Pakistani unionists on advocacy tour in Europe call for worker-centred safety approach and strong due diligence laws
Trade union leaders Nasir Mansoor, secretary general of the National Trade Union Federation Pakistan (NTUF), Zehra Khan, secretary general of the Home-based Women Workers Federation (HBWWF), and garment worker Seemi Mustafa will talk to policy-makers, representatives of garment brands, journalists and other stakeholders.This tour comes at a crucial moment in the development of the Corporate Sustainability Due Diligence Directive (CSDDD) on both European level and similar legislative proposals in the Netherlands. This legislation will legally require businesses to adhere to human rights principles in their business conduct abroad. The three representatives will stress their own and professional knowledge of and experiences with the global garment industry and factory level violations in the field of health and safety, gender-based violence, the right to organise, and wage payments to argue that upcoming legislation should be worker-centered, gender-sensitive, and comprehensive and that direct steps are needed to ensure workers can feel safe in the workplace. Garment worker Seemi Mustafa says: “I have experienced first hand that factory managers often ignore women workers speaking up for their rights and respond with intimidation and violence. Strong laws are needed to make sure workers in garment factories are treated decently.”

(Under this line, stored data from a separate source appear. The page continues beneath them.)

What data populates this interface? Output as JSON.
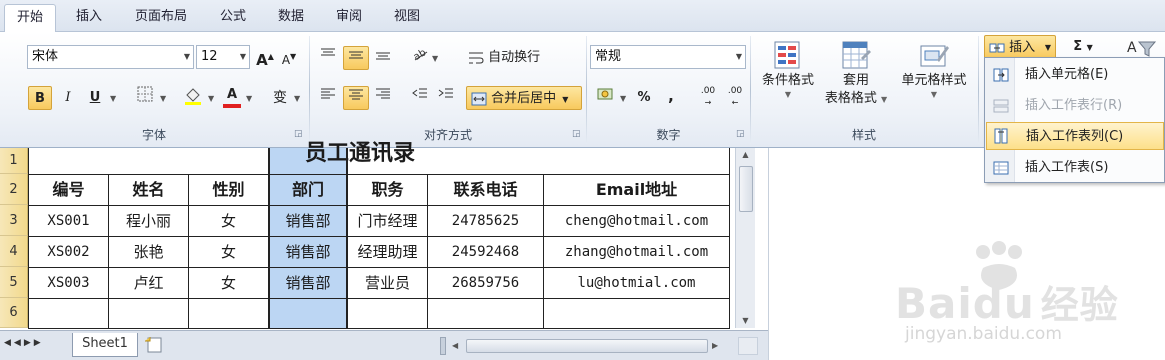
{
  "tabs": [
    "开始",
    "插入",
    "页面布局",
    "公式",
    "数据",
    "审阅",
    "视图"
  ],
  "font": {
    "name": "宋体",
    "size": "12",
    "bold": "B",
    "italic": "I",
    "underline": "U",
    "grow": "A",
    "shrink": "A",
    "phonetic": "变"
  },
  "align": {
    "wrap": "自动换行",
    "merge": "合并后居中"
  },
  "number": {
    "format": "常规",
    "percent": "%",
    "comma": ",",
    "inc": ".00",
    "dec": ".00"
  },
  "styles": {
    "cond": "条件格式",
    "table_line1": "套用",
    "table_line2": "表格格式",
    "cell": "单元格样式"
  },
  "cells_group": {
    "insert": "插入",
    "sigma": "Σ"
  },
  "groups": {
    "font": "字体",
    "align": "对齐方式",
    "number": "数字",
    "styles": "样式"
  },
  "insert_menu": [
    {
      "label": "插入单元格(E)",
      "icon": "insert-cells-icon",
      "disabled": false,
      "hot": false
    },
    {
      "label": "插入工作表行(R)",
      "icon": "insert-row-icon",
      "disabled": true,
      "hot": false
    },
    {
      "label": "插入工作表列(C)",
      "icon": "insert-column-icon",
      "disabled": false,
      "hot": true
    },
    {
      "label": "插入工作表(S)",
      "icon": "insert-sheet-icon",
      "disabled": false,
      "hot": false
    }
  ],
  "sheet": {
    "title_fragment": "员工通讯录",
    "row_numbers": [
      "1",
      "2",
      "3",
      "4",
      "5",
      "6"
    ],
    "headers": [
      "编号",
      "姓名",
      "性别",
      "部门",
      "职务",
      "联系电话",
      "Email地址"
    ],
    "rows": [
      [
        "XS001",
        "程小丽",
        "女",
        "销售部",
        "门市经理",
        "24785625",
        "cheng@hotmail.com"
      ],
      [
        "XS002",
        "张艳",
        "女",
        "销售部",
        "经理助理",
        "24592468",
        "zhang@hotmail.com"
      ],
      [
        "XS003",
        "卢红",
        "女",
        "销售部",
        "营业员",
        "26859756",
        "lu@hotmial.com"
      ]
    ],
    "sheet_tab": "Sheet1"
  },
  "watermark": {
    "brand": "Baidu",
    "cn": "经验",
    "url": "jingyan.baidu.com"
  },
  "colors": {
    "accent": "#f8c95d",
    "selection": "#bcd6f3",
    "rowheader": "#f2d98c"
  }
}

Garment and textile workers in Pakistan continue to risk their health or even lives every time they enter their workplace. National inspectorates do not have the capacity needed to ensure factory safety is monitored and addressed effectively and corporate controlled safety programmes fail to look beyond the interests of the companies that employ them. Unions and labour rights organisations in Pakistan have for many years been calling for an expansion to Pakistan of the binding safety agreement that was initiated in Bangladesh after the Rana Plaza collapse of 2013 - now called the International Accord on Health and Safety in the Textile and Garment Industry. The process to initiate a second Accord country programme is underway. For it to succeed, it is paramount that it meets the needs and demands as voiced by workers and their unions. Zehra Kahn (HBWWF): “A Pakistan Accord programme has to enable workers to appeal to an independent and transparent complaints mechanism and be trained on health and safety issues, including gender based violence and harassment. Such avenues for redress and empowerment would be especially important for workers deeper in a brands’ supply chain, who are often informally employed.”
That such a programme is urgently needed was shown in a recent brief published by Clean Clothes Campaign as well as the organisation’s public factory incidents tracker that links major garment brands to deadly and near lethal factory incidents since January 2021, but can only cover the tip of the iceberg.
For brands, an expanded Accord would be an important contribution to meeting their due diligence obligations in the field of health and safety. It would allow brands sourcing from Pakistan to address worker health and safety issues collectively through a legally enforceable programme with active union participation. During the tour, the three representatives will stress the need for a worker-centred Pakistan safety programme in the context of comprehensive legislation. Nasir Mansoor (NTUF): “For a Pakistan Accord programme to work it should be inclusive towards workers of the whole supply chain, ensure worker registration as part of the programme, extend to fabric mills, and have equal worker participation rather than being corporate-controlled. Brands have no time to waste.”